What Happened, Anyway?
Prior to the advent of digital news, printed news provided a wide-open advertising venue. It had the advantage of being there on the page, whether you wanted it or not — no way to block it. The disadvantages of the print model, what are advantages of the digital form, were that the ads were not necessarily relevant to the reader beyond potentially relating to the content of the page the reader was viewing, AND, the reader’s interest in any advertising could only be tracked if the reader responded to the ad by establishing direct contact, i.e., the advertiser had no idea if their ad had actually been displayed to the reader until the reader wrote, made a telephone call, or dropped in.
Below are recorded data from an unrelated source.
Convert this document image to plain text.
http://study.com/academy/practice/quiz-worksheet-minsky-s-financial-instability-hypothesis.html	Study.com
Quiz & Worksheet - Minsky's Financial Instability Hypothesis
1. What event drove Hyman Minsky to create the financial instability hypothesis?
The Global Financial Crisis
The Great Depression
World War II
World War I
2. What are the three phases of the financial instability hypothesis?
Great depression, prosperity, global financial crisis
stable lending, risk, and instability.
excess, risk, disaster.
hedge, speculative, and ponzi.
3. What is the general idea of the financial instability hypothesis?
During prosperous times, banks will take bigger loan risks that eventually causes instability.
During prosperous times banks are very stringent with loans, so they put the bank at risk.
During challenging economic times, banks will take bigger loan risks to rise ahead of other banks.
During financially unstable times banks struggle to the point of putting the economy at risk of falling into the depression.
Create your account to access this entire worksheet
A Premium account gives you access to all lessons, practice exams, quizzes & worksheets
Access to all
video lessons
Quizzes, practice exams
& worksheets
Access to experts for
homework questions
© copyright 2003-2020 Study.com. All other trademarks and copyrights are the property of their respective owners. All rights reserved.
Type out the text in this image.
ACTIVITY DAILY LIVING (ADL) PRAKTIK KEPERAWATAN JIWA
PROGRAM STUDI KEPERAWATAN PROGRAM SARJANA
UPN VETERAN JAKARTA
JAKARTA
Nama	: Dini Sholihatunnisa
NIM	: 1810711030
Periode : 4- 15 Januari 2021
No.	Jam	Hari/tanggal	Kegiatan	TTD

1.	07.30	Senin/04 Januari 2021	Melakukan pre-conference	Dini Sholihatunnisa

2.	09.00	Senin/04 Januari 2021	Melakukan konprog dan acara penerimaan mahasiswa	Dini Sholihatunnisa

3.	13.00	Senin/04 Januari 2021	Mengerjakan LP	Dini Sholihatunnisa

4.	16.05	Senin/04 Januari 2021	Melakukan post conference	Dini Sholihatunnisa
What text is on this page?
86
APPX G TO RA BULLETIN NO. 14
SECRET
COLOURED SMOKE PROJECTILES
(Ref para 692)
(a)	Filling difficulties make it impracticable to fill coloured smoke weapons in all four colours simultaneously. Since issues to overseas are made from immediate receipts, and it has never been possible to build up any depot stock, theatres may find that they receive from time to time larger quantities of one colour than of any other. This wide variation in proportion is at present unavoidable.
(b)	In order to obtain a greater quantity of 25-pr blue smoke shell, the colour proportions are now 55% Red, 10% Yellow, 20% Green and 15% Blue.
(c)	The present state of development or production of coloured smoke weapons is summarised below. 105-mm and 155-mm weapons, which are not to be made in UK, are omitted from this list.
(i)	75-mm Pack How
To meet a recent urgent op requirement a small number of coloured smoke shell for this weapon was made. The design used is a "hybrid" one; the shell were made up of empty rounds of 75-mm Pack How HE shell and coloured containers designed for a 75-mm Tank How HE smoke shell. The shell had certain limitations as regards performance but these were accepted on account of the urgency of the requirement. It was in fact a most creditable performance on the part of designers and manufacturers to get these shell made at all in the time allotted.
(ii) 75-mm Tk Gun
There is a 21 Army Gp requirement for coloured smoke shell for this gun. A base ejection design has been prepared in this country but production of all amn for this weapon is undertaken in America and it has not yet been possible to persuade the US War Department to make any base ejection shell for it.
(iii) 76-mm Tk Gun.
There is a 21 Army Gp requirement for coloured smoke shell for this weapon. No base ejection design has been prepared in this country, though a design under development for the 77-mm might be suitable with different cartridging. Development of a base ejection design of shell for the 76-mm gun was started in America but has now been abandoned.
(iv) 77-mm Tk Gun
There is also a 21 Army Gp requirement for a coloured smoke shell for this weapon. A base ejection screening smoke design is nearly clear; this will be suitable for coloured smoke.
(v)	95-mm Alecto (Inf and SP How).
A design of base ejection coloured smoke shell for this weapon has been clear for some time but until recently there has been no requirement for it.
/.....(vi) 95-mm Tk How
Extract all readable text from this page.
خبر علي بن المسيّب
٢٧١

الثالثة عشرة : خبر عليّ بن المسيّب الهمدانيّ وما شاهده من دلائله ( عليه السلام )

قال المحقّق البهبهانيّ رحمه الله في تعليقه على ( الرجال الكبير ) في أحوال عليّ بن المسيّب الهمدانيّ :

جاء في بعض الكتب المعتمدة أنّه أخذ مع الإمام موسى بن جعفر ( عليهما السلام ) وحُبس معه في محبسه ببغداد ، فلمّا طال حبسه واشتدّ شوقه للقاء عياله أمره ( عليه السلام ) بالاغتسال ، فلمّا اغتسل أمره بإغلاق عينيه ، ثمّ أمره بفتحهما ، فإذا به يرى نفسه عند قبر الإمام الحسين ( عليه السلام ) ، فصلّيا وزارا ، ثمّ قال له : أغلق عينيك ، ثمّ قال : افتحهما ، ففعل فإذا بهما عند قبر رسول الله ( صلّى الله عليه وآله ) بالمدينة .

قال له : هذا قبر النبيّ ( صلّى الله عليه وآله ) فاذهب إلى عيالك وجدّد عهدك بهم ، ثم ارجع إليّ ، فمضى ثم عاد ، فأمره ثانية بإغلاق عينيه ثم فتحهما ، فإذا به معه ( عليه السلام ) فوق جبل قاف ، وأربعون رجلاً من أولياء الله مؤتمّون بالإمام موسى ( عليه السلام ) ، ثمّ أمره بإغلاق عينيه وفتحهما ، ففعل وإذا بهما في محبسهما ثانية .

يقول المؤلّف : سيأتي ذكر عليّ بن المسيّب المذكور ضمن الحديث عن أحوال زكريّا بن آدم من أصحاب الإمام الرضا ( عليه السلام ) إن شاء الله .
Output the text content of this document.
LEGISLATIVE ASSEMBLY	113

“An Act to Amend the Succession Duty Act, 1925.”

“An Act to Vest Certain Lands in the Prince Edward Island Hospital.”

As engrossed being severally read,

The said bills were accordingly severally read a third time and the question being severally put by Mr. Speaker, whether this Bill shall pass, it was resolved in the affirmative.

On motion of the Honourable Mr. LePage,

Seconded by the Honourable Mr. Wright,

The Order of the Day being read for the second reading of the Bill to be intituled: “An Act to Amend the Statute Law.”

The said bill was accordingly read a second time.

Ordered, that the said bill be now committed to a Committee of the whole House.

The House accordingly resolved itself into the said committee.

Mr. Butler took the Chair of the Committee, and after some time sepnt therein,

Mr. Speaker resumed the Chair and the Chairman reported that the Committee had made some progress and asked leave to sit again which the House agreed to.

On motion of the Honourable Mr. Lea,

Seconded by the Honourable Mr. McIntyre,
Skip ahead a page, so to speak, to the digital age, and advertisers, hungry for data about potential customers, now resort to display-tracking and click-tracking services. These services, or “marketers,” such as double-click and google, do provide the reader access to the original advertiser, but in a way that is embedded in a link that is associated with their tracking servers so that they can track (and charge for) data. It is the key words in the marketers’ links that are recognized by ad-blockers, thereby making them possible to block.
For instance, an advertiser named ACME Hammers might have the domain name “acmehammer.com“, and, placing an ad for tracking by double-click, might result in the digital news paper displaying an ad with an underlying URL of “http://doubleclick.adserver.com/ads/acmehammer.js“, thereby directing some JavaScript routine to run which would capture the data and then open a new page to the advertiser’s website, ACME Hammers. It is that very use of ad tracking, motivated by advertiser informational greed, that makes ad-blocking successful. They’ve killed their own method of reaching customers — not-so-curiously, an Aesop’s fable comes to mind.
Can Digital News Be Rescued from Obsolescence?
Perhaps a new paradigm is needed. And perhaps a lesson from history.
If, instead of using ad tracking, the digital newspapers simply placed the equivalent of print ads — with a URL that simply goes to the advertisers site, i.e., “http://www.acmehammers.com“; no tracking, no muss, no keywords in the URL — ad blockers would no longer block them. The algorithms used by ad blocking programs only look for the marketer keywords; they do not have sufficient granularity to seek out all potential domain names of advertisers. The news outlets would also have to make a point of using naming conventions for the paths to advertising content that avoided the use of potential keywords that trigger ad blocking, such as “banner,” “ads,” “adserver,” etc.
Let That Be a Lesson!
I viewed the Feb. 15 issue of USA Today on my tablet, for which I have not yet found an adequate ad-blocker, so I’m still inundated with advertising there. Furthermore, unlike a browser, where I can hover over a given advertisement to discern the marketer from the browser’s display of the target URL, my tablet has no hover state, so I have no way to view the potential result of what I tap on before I tap on it.
Mobile devices are, in that way, somewhat crippled, but it’s only a matter of time before ad-blocking apps become readily available for mobile devices, and the last bastion of control-free wild-west advertising will fade into the sunset.
Time to wake up, advertisers! Smell the coffee! Your insatiable lust for big data is killing your goose.